We all know that the Rube Goldberg machine known as the American health care system is riddled with misincentives that reduce its efficiency. But Leemore Dafny, Katherine Ho and Mauricio Varela point to a big source of loss we’d never seen discussed: the waste inherent in the lack of choice offered with most employer-based health plans.
Roughly four out of five employers who still provide group health insurance offer only one plan to their employees. The reason is straightforward: a single plan saves administrative costs and generates better risk pooling. But the three economists point out that the approach creates deadweight efficiency losses by preventing employees from choosing the package of services best suited to their individual preferences. What’s more, the likely magnitude of those losses is staggering. Based on some plausible assumptions (along with data from some 800 large U.S. firms over the period 1998-2006), they estimate that insured workers would be willing to trade 10-40 percent of the health care subsidies they now get from employers for access to a wider variety of plans.
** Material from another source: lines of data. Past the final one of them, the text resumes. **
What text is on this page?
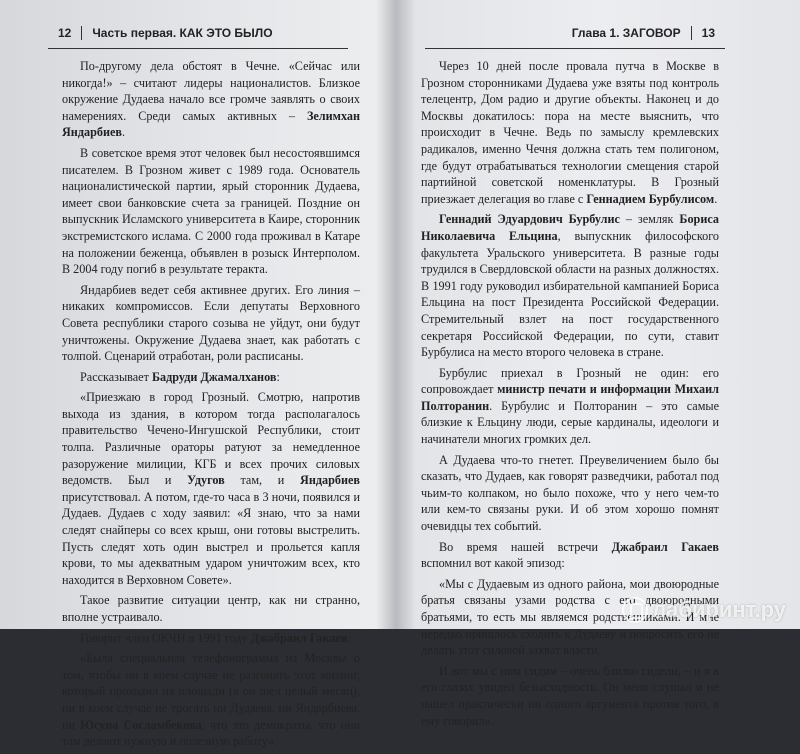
12	Часть первая. КАК ЭТО БЫЛО

По-другому дела обстоят в Чечне. «Сейчас или никогда!» – считают лидеры националистов. Близкое окружение Дудаева начало все громче заявлять о своих намерениях. Среди самых активных – Зелимхан Яндарбиев.

В советское время этот человек был несостоявшимся писателем. В Грозном живет с 1989 года. Основатель националистической партии, ярый сторонник Дудаева, имеет свои банковские счета за границей. Поздние он выпускник Исламского университета в Каире, сторонник экстремистского ислама. С 2000 года проживал в Катаре на положении беженца, объявлен в розыск Интерполом. В 2004 году погиб в результате теракта.

Яндарбиев ведет себя активнее других. Его линия – никаких компромиссов. Если депутаты Верховного Совета республики старого созыва не уйдут, они будут уничтожены. Окружение Дудаева знает, как работать с толпой. Сценарий отработан, роли расписаны.

Рассказывает Бадруди Джамалханов:

«Приезжаю в город Грозный. Смотрю, напротив выхода из здания, в котором тогда располагалось правительство Чечено-Ингушской Республики, стоит толпа. Различные ораторы ратуют за немедленное разоружение милиции, КГБ и всех прочих силовых ведомств. Был и Удугов там, и Яндарбиев присутствовал. А потом, где-то часа в 3 ночи, появился и Дудаев. Дудаев с ходу заявил: «Я знаю, что за нами следят снайперы со всех крыш, они готовы выстрелить. Пусть следят хоть один выстрел и прольется капля крови, то мы адекватным ударом уничтожим всех, кто находится в Верховном Совете».

Такое развитие ситуации центр, как ни странно, вполне устраивало.

Говорит член ОКЧН в 1991 году Джабраил Гакаев:

«Была специальная телефонограмма из Москвы о том, чтобы ни в коем случае не разгонять этот митинг, который проходил на площади (а он шел целый месяц), ни в коем случае не трогать ни Дудаева, ни Яндарбиева, ни Юсупа Сосламбекова, что это демократы, что они там делают нужную и полезную работу».

Глава 1. ЗАГОВОР	13

Через 10 дней после провала путча в Москве в Грозном сторонниками Дудаева уже взяты под контроль телецентр, Дом радио и другие объекты. Наконец и до Москвы докатилось: пора на месте выяснить, что происходит в Чечне. Ведь по замыслу кремлевских радикалов, именно Чечня должна стать тем полигоном, где будут отрабатываться технологии смещения старой партийной советской номенклатуры. В Грозный приезжает делегация во главе с Геннадием Бурбулисом.

Геннадий Эдуардович Бурбулис – земляк Бориса Николаевича Ельцина, выпускник философского факультета Уральского университета. В разные годы трудился в Свердловской области на разных должностях. В 1991 году руководил избирательной кампанией Бориса Ельцина на пост Президента Российской Федерации. Стремительный взлет на пост государственного секретаря Российской Федерации, по сути, ставит Бурбулиса на место второго человека в стране.

Бурбулис приехал в Грозный не один: его сопровождает министр печати и информации Михаил Полторанин. Бурбулис и Полторанин – это самые близкие к Ельцину люди, серые кардиналы, идеологи и начинатели многих громких дел.

А Дудаева что-то гнетет. Преувеличением было бы сказать, что Дудаев, как говорят разведчики, работал под чьим-то колпаком, но было похоже, что у него чем-то или кем-то связаны руки. И об этом хорошо помнят очевидцы тех событий.

Во время нашей встречи Джабраил Гакаев вспомнил вот какой эпизод:

«Мы с Дудаевым из одного района, мои двоюродные братья связаны узами родства с его двоюродными братьями, то есть мы являемся родственниками. И мне нередко пришлось сходить к Дудаеву и попросить его не делать этот силовой захват власти.

И вот мы с ним сидим – очень близко сидели, – и я в его глазах увидел безысходность. Он меня слушал и не нашел практически ни одного аргумента против того, я ему говорил».

лабиринт.ру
Designing a health plan menu that eliminated much of this waste would not be easy, however. Providing options that created serious “adverse selection” problems – for example, offering maternity coverage as a stand-alone option – would be out of the question. But there surely is room out there for creative thinking in designing plans that offer varying co-pays and deductibles, varying provider networks, and the like.
Note, too, the implications for national health care reform. Pretty much any approach that gave employers incentives to expand coverage options from private insurers – say, in the spirit of the market for private supplemental coverage under Medicare – would generate far more bang for a buck than employer-based insurance-as-usual.